In the territories associated with the peoples known as the Stoppingas and Aro Saetna in what is now Warwickshire, Della Hooke (1985) has traced a pattern of tracks and drove roads running between the low-lying arable lands in the south-east and the wooded and hilly north-west, and has argued that these represent a survival into Anglo-Saxon times of pre-Roman stock-raising practices. Cattle and other animals could be driven regularly from one region to the other in order to take advantage of the grazing in these different environments at different times of the year. It is surely incredible that recent immigrants could have worked out such complex arrangements in a short time in an unfamiliar country, or that they would have so closely paralleled those of the previous inhabitants. The obvious conclusion is that the Stoppingas and the Aro Saetna had already been living in Warwickshire for a very long time, and the same is no doubt true of the rest of the tribes of what was to become Mercia.

A perhaps even more persuasive argument for continuity comes from the survival of Roman roads into the medieval and modern periods. As Rackham has pointed out, before the invention of tarmac, a road abandoned for even a few years would have provided an ideal habitat for thorn bushes, so that if people subsequently wished to reopen the route they would find it easier to make a new road rather than clear the old one. Roads which still follow the straight Roman routes must therefore have been in use more or less continuously, which implies continuous occupation of the places which they connect. Taking Essex as an example, Rackham observes that: ‘Every few years, through the darkest of the Dark Ages, there has been somebody from Duddenhoe End and Brent Pelham to take a billhook to the blackthorn on two short stretches of Roman road.'

Another piece of admittedly negative evidence is the absence of the mass graves which might be expected if a population numbering hundreds of thousands had been massacred, or wiped out by plague or famine, over a short period. Some interesting work by a team led by Paul Budd on skeletons recovered from a fifth- or early sixth-century cemetery at West Heslerton in Yorkshire tends to support the above conclusions (Pryor, 2004). From its date and location it was thought likely that the cemetery would contain the remains of first-generation Anglian immigrants to Britain, and so they were subjected to a technique known as stable-isotope analysis, which uses trace elements in the teeth to determine where their owners spent their formative years. The results were surprising. Of twenty-four bodies tested, ten were of people who had grown up locally and another ten were from the west coast, on the far side of the Pennine Hills. This suggests that at the very least there had been no rigid east – west divide at that time between ‘Angles' on one side of the watershed and ‘Britons' on the other. The remaining four skeletons were identified as coming from Scandinavia, a region which might include the area where the Angles are supposed to have originated. Unfortunately for the migration theory, however, these people do not represent a band of conquerors. They were all women, and they had been buried with almost none of the grave goods that are traditionally associated with Anglo-Saxons, implying that they were not from the families of wealthy or powerful war leaders. So even if there were invasions from across the North Sea in this period, there were other movements that were apparently peaceful. The women could of course have been slaves captured in warfare, but if native Britons in Anglian Northumbria were owning Scandinavian slaves, the ethnic situation must still have been far more complex than traditional theories allow.

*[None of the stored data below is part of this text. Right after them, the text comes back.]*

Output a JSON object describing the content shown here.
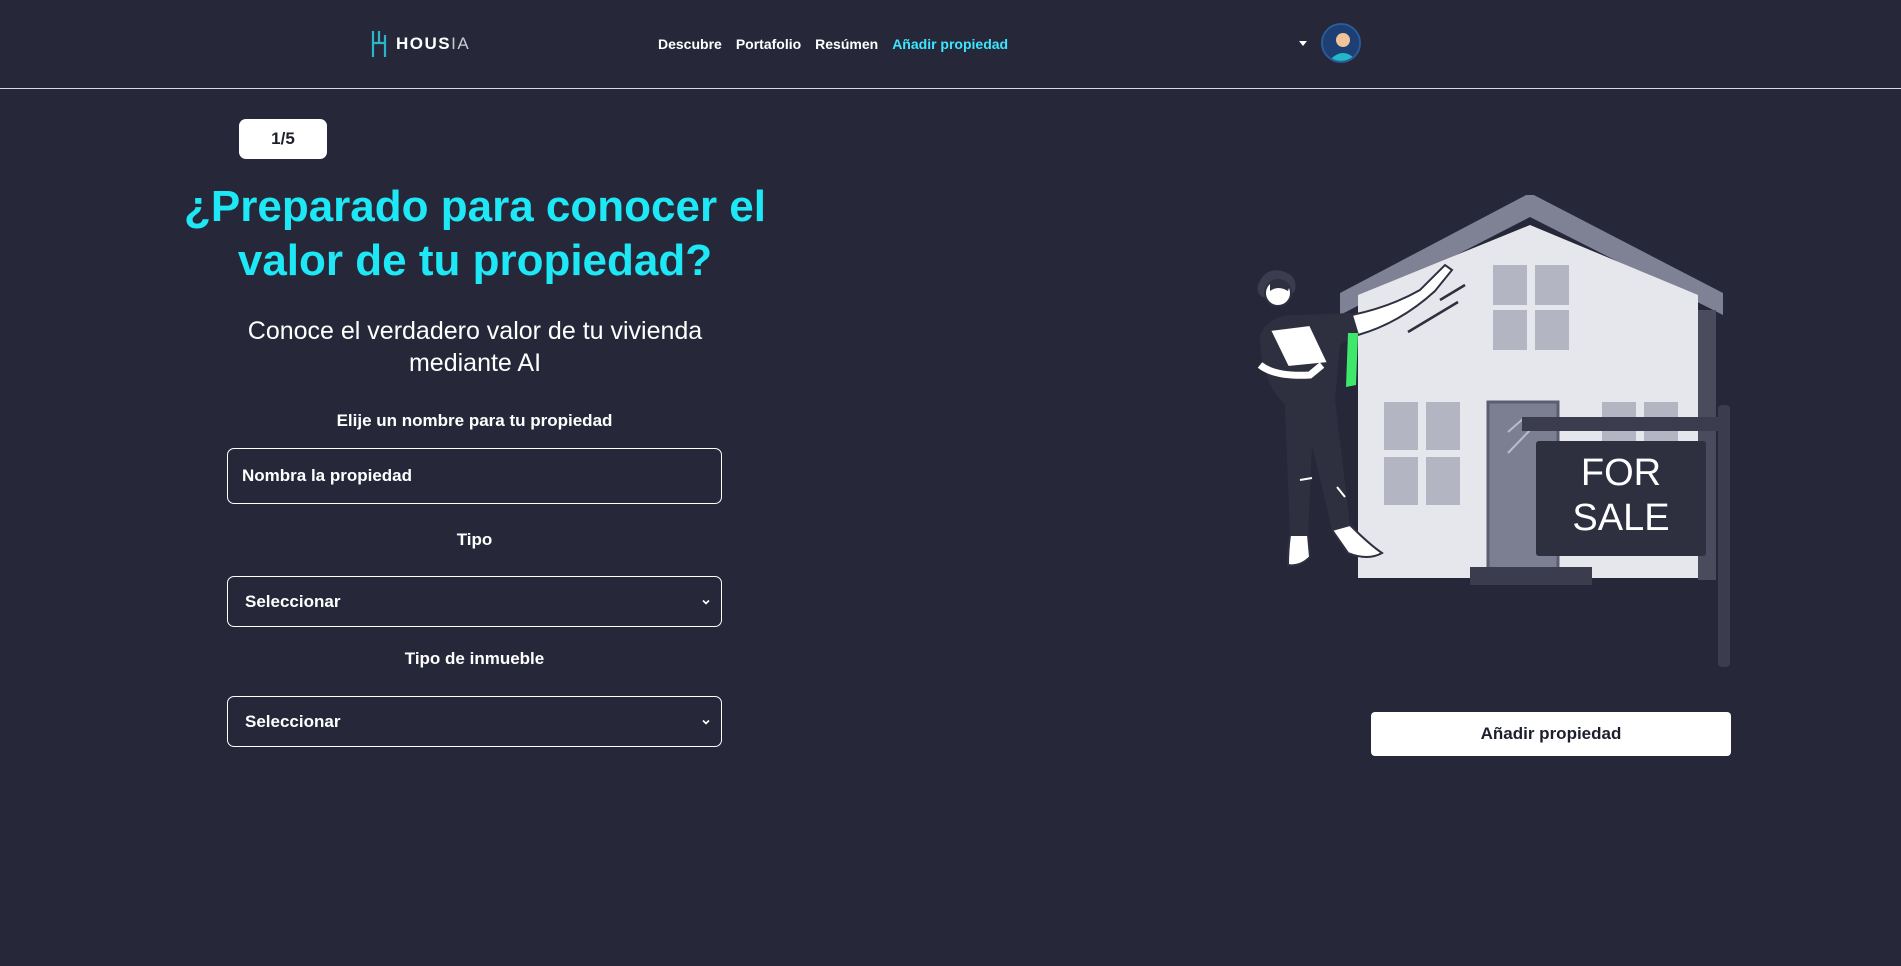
{
  "nav": {
    "brand_main": "HOUS",
    "brand_suffix": "IA",
    "links": [
      "Descubre",
      "Portafolio",
      "Resúmen",
      "Añadir propiedad"
    ],
    "active_link": "Añadir propiedad"
  },
  "step": {
    "label": "1/5"
  },
  "hero": {
    "title": "¿Preparado para conocer el valor de tu propiedad?",
    "subtitle": "Conoce el verdadero valor de tu vivienda mediante AI"
  },
  "form": {
    "name_label": "Elije un nombre para tu propiedad",
    "name_placeholder": "Nombra la propiedad",
    "type_label": "Tipo",
    "type_value": "Seleccionar",
    "property_type_label": "Tipo de inmueble",
    "property_type_value": "Seleccionar"
  },
  "illustration": {
    "sign_line1": "FOR",
    "sign_line2": "SALE"
  },
  "actions": {
    "add_property": "Añadir propiedad"
  },
  "colors": {
    "background": "#262839",
    "accent": "#1ee8f5",
    "nav_active": "#3ee5ff",
    "button_bg": "#ffffff"
  },
  "icons": [
    "logo-mark-icon",
    "caret-down-icon",
    "user-avatar-icon",
    "chevron-down-icon"
  ]
}
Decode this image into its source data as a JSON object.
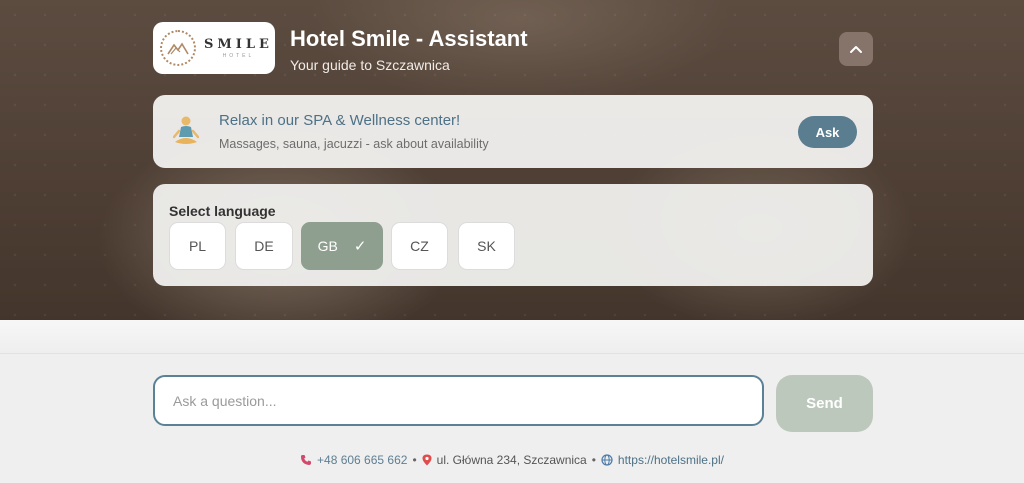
{
  "header": {
    "logo_word": "SMILE",
    "logo_sub": "HOTEL",
    "title": "Hotel Smile - Assistant",
    "subtitle": "Your guide to Szczawnica",
    "collapse_icon": "chevron-up-icon"
  },
  "promo": {
    "icon": "meditation-icon",
    "title": "Relax in our SPA & Wellness center!",
    "text": "Massages, sauna, jacuzzi - ask about availability",
    "button_label": "Ask"
  },
  "language": {
    "label": "Select language",
    "options": [
      {
        "code": "PL"
      },
      {
        "code": "DE"
      },
      {
        "code": "GB",
        "selected": true
      },
      {
        "code": "CZ"
      },
      {
        "code": "SK"
      }
    ],
    "check_glyph": "✓"
  },
  "chat": {
    "input_placeholder": "Ask a question...",
    "input_value": "",
    "send_label": "Send"
  },
  "footer": {
    "phone": "+48 606 665 662",
    "address": "ul. Główna 234, Szczawnica",
    "website": "https://hotelsmile.pl/",
    "separator": "•"
  },
  "colors": {
    "accent": "#5a7d90",
    "selected_language": "#8e9f8f",
    "send_button": "#bdc8bd"
  }
}
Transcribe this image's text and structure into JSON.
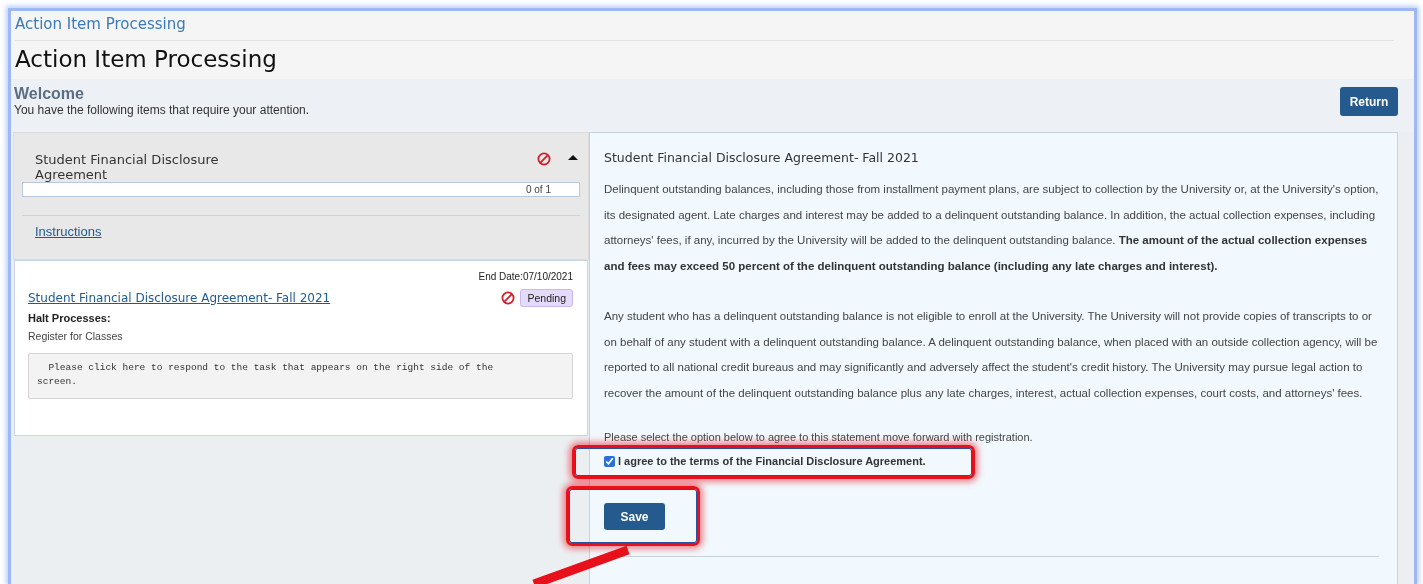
{
  "breadcrumb": "Action Item Processing",
  "page_title": "Action Item Processing",
  "welcome": {
    "heading": "Welcome",
    "message": "You have the following items that require your attention.",
    "return_button": "Return"
  },
  "item_group": {
    "title": "Student Financial Disclosure Agreement",
    "expanded": true,
    "progress": {
      "level": 0,
      "reading": "0 of 1"
    },
    "instructions_link": "Instructions"
  },
  "item_card": {
    "end_date": "End Date:07/10/2021",
    "link": "Student Financial Disclosure Agreement- Fall 2021",
    "status": "Pending",
    "halt_label": "Halt Processes:",
    "halt_process": "Register for Classes",
    "hint": "  Please click here to respond to the task that appears on the right side of the screen."
  },
  "agreement": {
    "title": "Student Financial Disclosure Agreement- Fall 2021",
    "paragraphs": [
      "Delinquent outstanding balances, including those from installment payment plans, are subject to collection by the University or, at the University's option, its designated agent. Late charges and interest may be added to a delinquent outstanding balance. In addition, the actual collection expenses, including attorneys' fees, if any, incurred by the University will be added to the delinquent outstanding balance. **The amount of the actual collection expenses and fees may exceed 50 percent of the delinquent outstanding balance (including any late charges and interest).**",
      "Any student who has a delinquent outstanding balance is not eligible to enroll at the University. The University will not provide copies of transcripts to or on behalf of any student with a delinquent outstanding balance. A delinquent outstanding balance, when placed with an outside collection agency, will be reported to all national credit bureaus and may significantly and adversely affect the student's credit history. The University may pursue legal action to recover the amount of the delinquent outstanding balance plus any late charges, interest, actual collection expenses, court costs, and attorneys' fees."
    ],
    "prompt": "Please select the option below to agree to this statement move forward with registration.",
    "checkbox": {
      "label": "I agree to the terms of the Financial Disclosure Agreement.",
      "checked": true
    },
    "save_button": "Save"
  }
}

The advent of sophisticated genetic studies in the last few years promises eventually to solve the question of Mercian origins once and for all. Unfortunately the work published to date has generated some widely varying conclusions, leading even some of the most perceptive writers to dismiss the entire subject. In 2002 Michael Weale and colleagues tested the DNA of people living in seven small towns across England and Wales on a line running from Norfolk to Anglesey, the idea being that the populations of such places were likely to have remained broadly in the same locality since the ‘migration' period. They found a dramatic difference between the English and Welsh results, and concluded that the population of England had been almost entirely replaced by immigrants from the Continent in a process that must have involved prolonged violence.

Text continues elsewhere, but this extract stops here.